Métis author Michelle Porter weaves a beguiling and intricate story out of sparse, interlocking poetic fragments in her fiction debut. Her expertise as a poet and writer of nonfiction is on full display in this genre-blending book, which is deeply rooted in Métis storytelling, matrilineal knowledge and spirituality. It feels more like a collection of stories told by elders gathered around a fire or in a kitchen than a traditional novel. This unique structure creates a surprising momentum, effortlessly drawing readers into many meandering plots.
The story follows several generations of Métis women as they face turning points in their lives. Geneviéve (Gee), in her 80s, has checked herself into rehab for drinking. Gee’s 20-something great-granddaughter Carter, adopted by a white family, meets her grandmother Lucie for the first time when she requests Carter’s assistance in her decision to die by suicide. Carter’s estranged birth mother Allie attempts reconciliation, often through texts. Meanwhile, Gee’s sister Velma has recently died and is trying to make peace with her life from the spirit realm.
However, these women and their complex relationships are not the novel’s sole focus. It also charts the life of a young bison, Dee, whose herd’s ancestral territory is now crisscrossed with fences that force bison to adjust to human constraints. Dee’s chapters are some of the most poignant in the book—she longs for freedom and adventure even as she learns that her survival is bound up with that of her herd.
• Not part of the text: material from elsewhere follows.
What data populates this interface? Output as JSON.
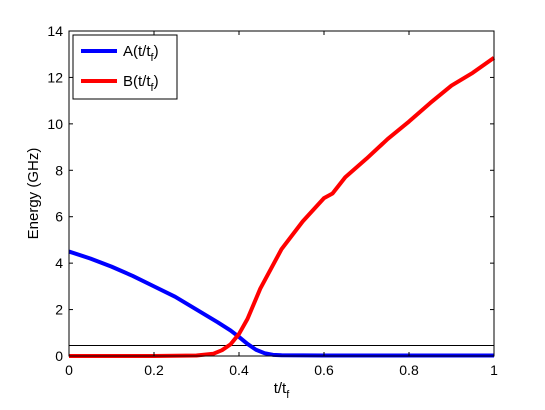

Chapters from the perspectives of bison grandmothers, Gee’s dogs and the grassland itself add to a rich mix of human and nonhuman voices. In contrast to Carter’s wry and resigned narration, Dee’s voice bursts with unconstrained joy and heartache. Gee is constantly cracking jokes, her sister in the spirit world speaks with a melancholy longing, and the texts from Carter’s mother are clipped and full of simmering regret and pain.
A Grandmother Begins the Story is a beautiful meditation on the interconnectedness of spirit, land and family. It’s about what gets passed down from mothers to daughters and what doesn’t. It’s about the stories that persist through generations—sometimes hidden, but always present—and what happens when those stories break open into new shapes.